DEM Parti Kadın Meclisi: Aile politikaları kazanımlarımızı tehdit ediyor
DEM Parti Kadın Meclisi, kadın örgütleriyle Meclis'te basın toplantısı düzenleyerek, iktidarın "Aile yılı" ilanına karşı kadın özgürlük mücadelesini büyütmeye devam edeceklerinin altını çizdi.
Halkların Eşitlik ve Demokrasi Partisi (DEM Parti) Kadın Meclisi, AKP-MHP iktidarının kadına yönelik şiddet politikaları ve saldırılarına dair kadın örgütleriyle birlikte Meclis'te basın toplantısı düzenledi. Toplantıya, Ankara Kadın Dayanışma Vakfı, Halkevci Kadınlar, Emekçi Hareket Partisi, Kadın Cinayetlerini Durduracağız Platformu, Eğitim Sen, Özgürlük için Hukukçular Derneği (ÖHD) katıldı.

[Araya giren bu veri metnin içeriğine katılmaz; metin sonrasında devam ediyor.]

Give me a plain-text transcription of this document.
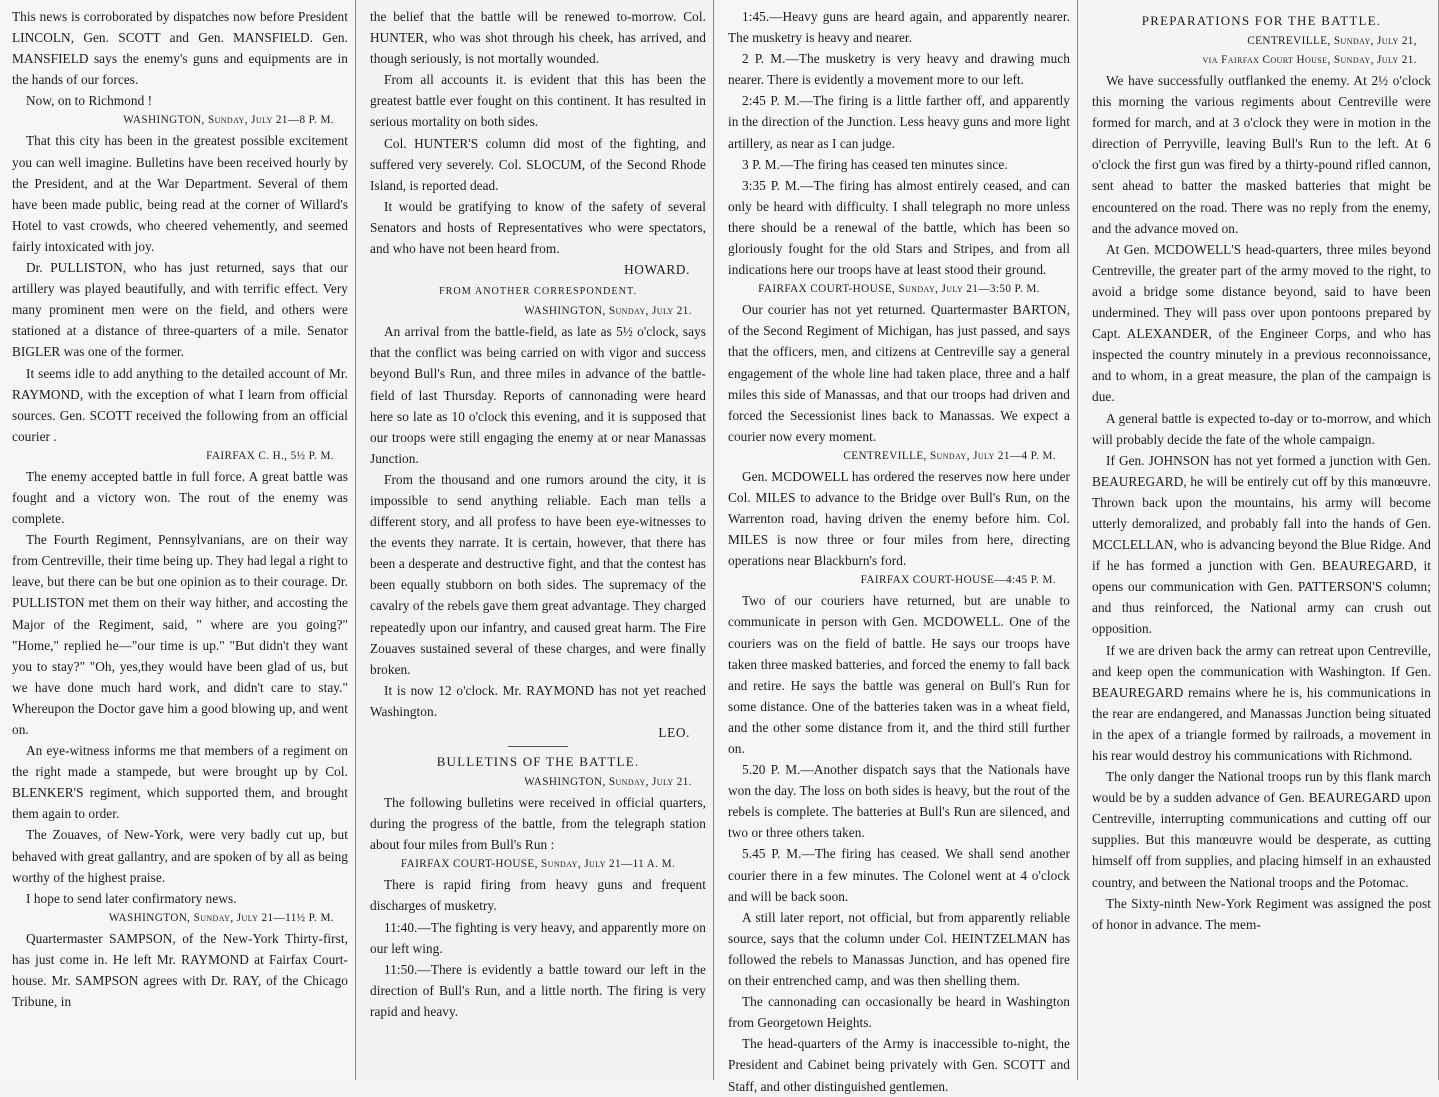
This news is corroborated by dispatches now before President LINCOLN, Gen. SCOTT and Gen. MANSFIELD. Gen. MANSFIELD says the enemy's guns and equipments are in the hands of our forces.

Now, on to Richmond !

WASHINGTON, Sunday, July 21—8 P. M.

That this city has been in the greatest possible excitement you can well imagine. Bulletins have been received hourly by the President, and at the War Department. Several of them have been made public, being read at the corner of Willard's Hotel to vast crowds, who cheered vehemently, and seemed fairly intoxicated with joy.

Dr. PULLISTON, who has just returned, says that our artillery was played beautifully, and with terrific effect. Very many prominent men were on the field, and others were stationed at a distance of three-quarters of a mile. Senator BIGLER was one of the former.

It seems idle to add anything to the detailed account of Mr. RAYMOND, with the exception of what I learn from official sources. Gen. SCOTT received the following from an official courier .

FAIRFAX C. H., 5½ P. M.

The enemy accepted battle in full force. A great battle was fought and a victory won. The rout of the enemy was complete.

The Fourth Regiment, Pennsylvanians, are on their way from Centreville, their time being up. They had legal a right to leave, but there can be but one opinion as to their courage. Dr. PULLISTON met them on their way hither, and accosting the Major of the Regiment, said, " where are you going?" "Home," replied he—"our time is up." "But didn't they want you to stay?" "Oh, yes,they would have been glad of us, but we have done much hard work, and didn't care to stay." Whereupon the Doctor gave him a good blowing up, and went on.

An eye-witness informs me that members of a regiment on the right made a stampede, but were brought up by Col. BLENKER'S regiment, which supported them, and brought them again to order.

The Zouaves, of New-York, were very badly cut up, but behaved with great gallantry, and are spoken of by all as being worthy of the highest praise.

I hope to send later confirmatory news.

WASHINGTON, Sunday, July 21—11½ P. M.

Quartermaster SAMPSON, of the New-York Thirty-first, has just come in. He left Mr. RAYMOND at Fairfax Court-house. Mr. SAMPSON agrees with Dr. RAY, of the Chicago Tribune, in

the belief that the battle will be renewed to-morrow. Col. HUNTER, who was shot through his cheek, has arrived, and though seriously, is not mortally wounded.

From all accounts it. is evident that this has been the greatest battle ever fought on this continent. It has resulted in serious mortality on both sides.

Col. HUNTER'S column did most of the fighting, and suffered very severely. Col. SLOCUM, of the Second Rhode Island, is reported dead.

It would be gratifying to know of the safety of several Senators and hosts of Representatives who were spectators, and who have not been heard from.

HOWARD.

FROM ANOTHER CORRESPONDENT.
WASHINGTON, Sunday, July 21.

An arrival from the battle-field, as late as 5½ o'clock, says that the conflict was being carried on with vigor and success beyond Bull's Run, and three miles in advance of the battle-field of last Thursday. Reports of cannonading were heard here so late as 10 o'clock this evening, and it is supposed that our troops were still engaging the enemy at or near Manassas Junction.

From the thousand and one rumors around the city, it is impossible to send anything reliable. Each man tells a different story, and all profess to have been eye-witnesses to the events they narrate. It is certain, however, that there has been a desperate and destructive fight, and that the contest has been equally stubborn on both sides. The supremacy of the cavalry of the rebels gave them great advantage. They charged repeatedly upon our infantry, and caused great harm. The Fire Zouaves sustained several of these charges, and were finally broken.

It is now 12 o'clock. Mr. RAYMOND has not yet reached Washington.

LEO.

BULLETINS OF THE BATTLE.
WASHINGTON, Sunday, July 21.

The following bulletins were received in official quarters, during the progress of the battle, from the telegraph station about four miles from Bull's Run :

FAIRFAX COURT-HOUSE, Sunday, July 21—11 A. M.

There is rapid firing from heavy guns and frequent discharges of musketry.

11:40.—The fighting is very heavy, and apparently more on our left wing.

11:50.—There is evidently a battle toward our left in the direction of Bull's Run, and a little north. The firing is very rapid and heavy.

1:45.—Heavy guns are heard again, and apparently nearer. The musketry is heavy and nearer.

2 P. M.—The musketry is very heavy and drawing much nearer. There is evidently a movement more to our left.

2:45 P. M.—The firing is a little farther off, and apparently in the direction of the Junction. Less heavy guns and more light artillery, as near as I can judge.

3 P. M.—The firing has ceased ten minutes since.

3:35 P. M.—The firing has almost entirely ceased, and can only be heard with difficulty. I shall telegraph no more unless there should be a renewal of the battle, which has been so gloriously fought for the old Stars and Stripes, and from all indications here our troops have at least stood their ground.

FAIRFAX COURT-HOUSE, Sunday, July 21—3:50 P. M.

Our courier has not yet returned. Quartermaster BARTON, of the Second Regiment of Michigan, has just passed, and says that the officers, men, and citizens at Centreville say a general engagement of the whole line had taken place, three and a half miles this side of Manassas, and that our troops had driven and forced the Secessionist lines back to Manassas. We expect a courier now every moment.

CENTREVILLE, Sunday, July 21—4 P. M.

Gen. MCDOWELL has ordered the reserves now here under Col. MILES to advance to the Bridge over Bull's Run, on the Warrenton road, having driven the enemy before him. Col. MILES is now three or four miles from here, directing operations near Blackburn's ford.

FAIRFAX COURT-HOUSE—4:45 P. M.

Two of our couriers have returned, but are unable to communicate in person with Gen. MCDOWELL. One of the couriers was on the field of battle. He says our troops have taken three masked batteries, and forced the enemy to fall back and retire. He says the battle was general on Bull's Run for some distance. One of the batteries taken was in a wheat field, and the other some distance from it, and the third still further on.

5.20 P. M.—Another dispatch says that the Nationals have won the day. The loss on both sides is heavy, but the rout of the rebels is complete. The batteries at Bull's Run are silenced, and two or three others taken.

5.45 P. M.—The firing has ceased. We shall send another courier there in a few minutes. The Colonel went at 4 o'clock and will be back soon.

A still later report, not official, but from apparently reliable source, says that the column under Col. HEINTZELMAN has followed the rebels to Manassas Junction, and has opened fire on their entrenched camp, and was then shelling them.

The cannonading can occasionally be heard in Washington from Georgetown Heights.

The head-quarters of the Army is inaccessible to-night, the President and Cabinet being privately with Gen. SCOTT and Staff, and other distinguished gentlemen.

PREPARATIONS FOR THE BATTLE.
CENTREVILLE, Sunday, July 21,
via Fairfax Court House, Sunday, July 21.

We have successfully outflanked the enemy. At 2½ o'clock this morning the various regiments about Centreville were formed for march, and at 3 o'clock they were in motion in the direction of Perryville, leaving Bull's Run to the left. At 6 o'clock the first gun was fired by a thirty-pound rifled cannon, sent ahead to batter the masked batteries that might be encountered on the road. There was no reply from the enemy, and the advance moved on.

At Gen. MCDOWELL'S head-quarters, three miles beyond Centreville, the greater part of the army moved to the right, to avoid a bridge some distance beyond, said to have been undermined. They will pass over upon pontoons prepared by Capt. ALEXANDER, of the Engineer Corps, and who has inspected the country minutely in a previous reconnoissance, and to whom, in a great measure, the plan of the campaign is due.

A general battle is expected to-day or to-morrow, and which will probably decide the fate of the whole campaign.

If Gen. JOHNSON has not yet formed a junction with Gen. BEAUREGARD, he will be entirely cut off by this manœuvre. Thrown back upon the mountains, his army will become utterly demoralized, and probably fall into the hands of Gen. MCCLELLAN, who is advancing beyond the Blue Ridge. And if he has formed a junction with Gen. BEAUREGARD, it opens our communication with Gen. PATTERSON'S column; and thus reinforced, the National army can crush out opposition.

If we are driven back the army can retreat upon Centreville, and keep open the communication with Washington. If Gen. BEAUREGARD remains where he is, his communications in the rear are endangered, and Manassas Junction being situated in the apex of a triangle formed by railroads, a movement in his rear would destroy his communications with Richmond.

The only danger the National troops run by this flank march would be by a sudden advance of Gen. BEAUREGARD upon Centreville, interrupting communications and cutting off our supplies. But this manœuvre would be desperate, as cutting himself off from supplies, and placing himself in an exhausted country, and between the National troops and the Potomac.

The Sixty-ninth New-York Regiment was assigned the post of honor in advance. The mem-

DEM Parti İstanbul Milletvekili Özgül Saki, AKP'nin bu yıl "Aile Yılı" ilan ettiğini hatırlarak, "AKP'nin LGBTİ+ düşmanı politikaları ve kadın haklarına ağır saldırıları sonucunda patriyarkal kapitalizm güç kazanıyor, erkek egemenliği ve erkek şiddeti güç kazanıyor. Bu iktidar, aslında çok uzun süredir bakanlığın isminden başlayarak kadının adını her yerden sildi. Kadın olan her yere aileyi yerleştirdi. Ailenin güçlendirilmesi politikasının ifade ettiği her politikada bir kez daha kadın hakları ve kazanımları gasp ediliyor" dedi.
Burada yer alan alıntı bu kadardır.